Creatively Add Tempo Beeper Phone Apps Into Your Swim Sets

 

For many years tempo training beepers have been used by many elite programs. However due to the high cost per swimmer ($50+), they failed to gain much ground with most age group swim programs. It can just be hard to find enough uses for them. But now free phone apps and swimming headsets can change all of that and greatly expand on the overall uses you can find for a metronome on your pool deck. Quality headsets provide coaches the ability to talk to all of the swimmers in their group at the same time. Swimmers can hear as much as a whisper from their coach and this means that social distancing will force tons of swim teams to switch to headsets.

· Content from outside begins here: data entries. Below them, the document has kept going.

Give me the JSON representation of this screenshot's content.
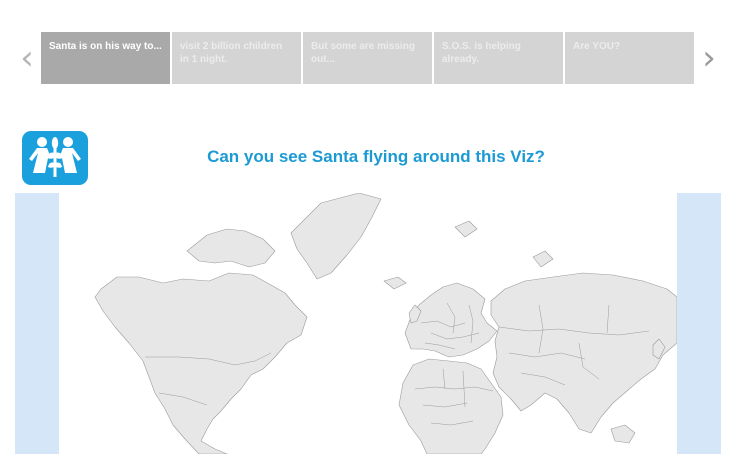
{
  "story": {
    "prev_icon": "chevron-left-icon",
    "next_icon": "chevron-right-icon",
    "prev_glyph": "‹",
    "next_glyph": "›",
    "points": [
      {
        "label": "Santa is on his way to..."
      },
      {
        "label": "visit 2 billion children in 1 night."
      },
      {
        "label": "But some are missing out..."
      },
      {
        "label": "S.O.S. is helping already."
      },
      {
        "label": "Are YOU?"
      }
    ],
    "active_index": 0
  },
  "logo": {
    "icon": "sos-children-logo-icon",
    "color": "#1aa0dc"
  },
  "headline": "Can you see Santa flying around this Viz?",
  "map": {
    "land_color": "#e7e7e7",
    "border_color": "#9a9a9a",
    "side_band_color": "#d5e6f9"
  }
}
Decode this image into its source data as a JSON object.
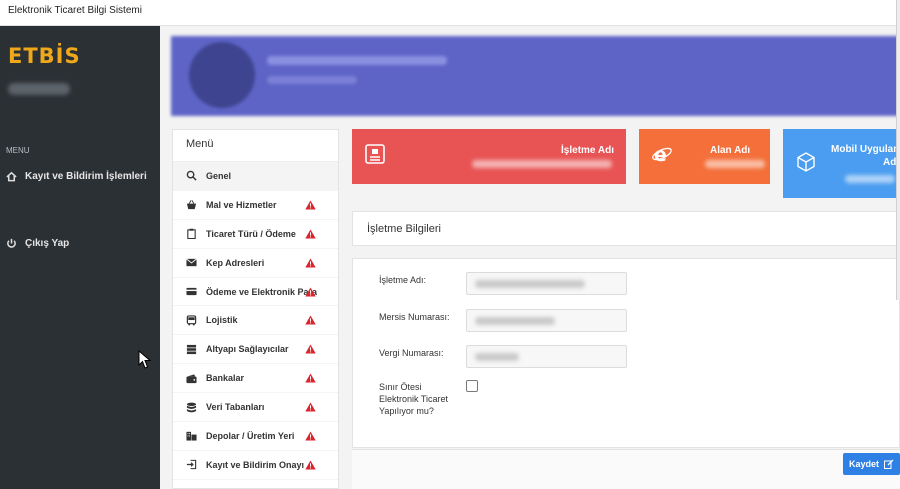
{
  "window": {
    "title": "Elektronik Ticaret Bilgi Sistemi"
  },
  "sidebar": {
    "logo": "ETBİS",
    "menu_heading": "MENU",
    "items": [
      {
        "label": "Kayıt ve Bildirim İşlemleri",
        "icon": "home-icon"
      },
      {
        "label": "Çıkış Yap",
        "icon": "power-icon"
      }
    ]
  },
  "menu": {
    "title": "Menü",
    "items": [
      {
        "label": "Genel",
        "icon": "search-icon",
        "warning": false
      },
      {
        "label": "Mal ve Hizmetler",
        "icon": "basket-icon",
        "warning": true
      },
      {
        "label": "Ticaret Türü / Ödeme",
        "icon": "clipboard-icon",
        "warning": true
      },
      {
        "label": "Kep Adresleri",
        "icon": "envelope-icon",
        "warning": true
      },
      {
        "label": "Ödeme ve Elektronik Para",
        "icon": "credit-card-icon",
        "warning": true
      },
      {
        "label": "Lojistik",
        "icon": "bus-icon",
        "warning": true
      },
      {
        "label": "Altyapı Sağlayıcılar",
        "icon": "server-icon",
        "warning": true
      },
      {
        "label": "Bankalar",
        "icon": "wallet-icon",
        "warning": true
      },
      {
        "label": "Veri Tabanları",
        "icon": "database-icon",
        "warning": true
      },
      {
        "label": "Depolar / Üretim Yeri",
        "icon": "building-icon",
        "warning": true
      },
      {
        "label": "Kayıt ve Bildirim Onayı",
        "icon": "sign-in-icon",
        "warning": true
      }
    ]
  },
  "cards": [
    {
      "title": "İşletme Adı",
      "color": "#e85454",
      "icon": "id-card-icon"
    },
    {
      "title": "Alan Adı",
      "color": "#f46f3a",
      "icon": "ie-icon"
    },
    {
      "title_line1": "Mobil Uygulama",
      "title_line2": "Adı",
      "color": "#4a9df0",
      "icon": "cube-icon"
    }
  ],
  "business_info": {
    "header": "İşletme Bilgileri",
    "fields": [
      {
        "label": "İşletme Adı:"
      },
      {
        "label": "Mersis Numarası:"
      },
      {
        "label": "Vergi Numarası:"
      }
    ],
    "cross_border": {
      "label_lines": [
        "Sınır Ötesi",
        "Elektronik Ticaret",
        "Yapılıyor mu?"
      ],
      "checked": false
    }
  },
  "actions": {
    "save_label": "Kaydet"
  },
  "colors": {
    "accent": "#2f80e4",
    "sidebar_bg": "#2b3035",
    "logo": "#f0a81b",
    "warning": "#d9262c"
  }
}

With quality headsets, swimmers can hear their coach when they flip turn, or dive from the blocks. Each coach can have a different channel for their group in the same pool. Coaches can correct every stroke for every swimmer with endless possibilities for technique and effort correction non-stop. And you can finally use tempo metronomes with no added cost per swimmer. The use of tempo training with headsets is perhaps one of the best ways to justify the cost of headsets. At a cost of about $100 per swimmer, it can be difficult for some teams to justify. But with Tempo Trainers costing $60 each, this adds to offsetting the costs of switching your team over to swimmer headsets.

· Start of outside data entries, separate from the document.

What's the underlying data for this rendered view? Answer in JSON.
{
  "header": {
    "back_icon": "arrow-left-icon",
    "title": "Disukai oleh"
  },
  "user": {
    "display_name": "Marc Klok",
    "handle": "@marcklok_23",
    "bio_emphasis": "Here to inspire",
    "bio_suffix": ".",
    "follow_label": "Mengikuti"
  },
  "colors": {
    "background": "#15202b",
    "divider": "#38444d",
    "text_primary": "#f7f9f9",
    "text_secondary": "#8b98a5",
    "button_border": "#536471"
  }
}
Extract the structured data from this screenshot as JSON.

Free metronome apps such as The Metronome by Soundbrenner can be used by swim coaches now. With a swim headset system on all your swimmers, this means you can hold your phone up to your coach microphone and a tempo beeper at any moment during your set. Unlike a beeper that fits under the swim cap and is constant, using your phone and headsets means you can take that tempo away or add it as you see fit. When a beeper is placed under the swim cap, you only have 1 tempo for that particular swim length. To turn it off so swimmers can focus on a different tempo or a different stroke, or drill, they have to stop and remove the beeper. If you want to switch between 2 tempos, all swimmers have to stop, remove the beeper, change the tempo, and start over. This is a big waste of time and reduces the value of tempo trainers for group training.

When phone apps are combined with swim headsets such as the ONEfocus, you get some of the same benefits as ‘under the cap’ beepers. This can include helping swimmers fix breathing problems such as delaying their stroke when they breath. You can focus on ways to train race pace such as 1.2 second stroke rates. You can correct stroke timing such training the proper glide rate for breast stroke. However, there are some things that you can do with a headset and phone app that you can’t do with normal tempo beepers:

  1. Interval intensity training. While it is common to train with ‘fast’ and ‘easy’ alternations during any swim set, it is difficult to gauge what is ‘easy’ and what is ‘fast’ or ‘all out’. Instead of ‘easy’, Dave Salo argued that swimmers should swim ‘2nd gear’ to maintain a reasonable heartrate during ‘recovery’ phases of a set. But that is a hard concept to train swimmers in the middle of a hard set and they swim far too slow. With a phone app and headsets, you can switch tempos for all swimmers at the same time. You can set a ‘2nd gear’ tempo for a recovery phase and then without ‘missing a beat’ you can switch to a race pace tempo.
  2. When you feed the tempo through a headset, all the swimmers will be on the exact same tempo and should be in sync with each other. This allows you to quickly see who is falling off the pace or ignoring the tempo.
  3. You get ‘Effort on Demand’ in the middle of a session without the time delay of adding a beeper under the cap. Now you can add ‘all out’ or ‘race pace’ tempo during a constant swim or after a quick 15 sec rest interval.
  4. You can build tempo to simulate the increased effort required for a 200 yard race. You can increase the tempo every 50 yards or every 75 or 100 to condition your swimmers to dig deeper as they get to the end of a 200 race.
  5. Sometimes the hardest thing to train is for swimmers to have the cardio conditioning to hold their time and their breathing tempo over a long period of time. You can add the tempo from the start of a long swim or require it during the end of a long swim.
  6. You can also train swimmers to hold a consistent tempo over time to ensure their stroke rate doesn’t waiver during their breath as they tire.
  7. Many swimmers get so accustomed to breathing every 2 strokes that they end up with serious imbalances that are hard to correct. Long term swimming with a tempo trainer while they breath every 3 strokes can slowly rebuild their strokes.

The use a metronome can transform your training workouts. But for team practices this can waste time and add confusion. With team headsets and a metronome app on your phone, the uses are endless for any coach.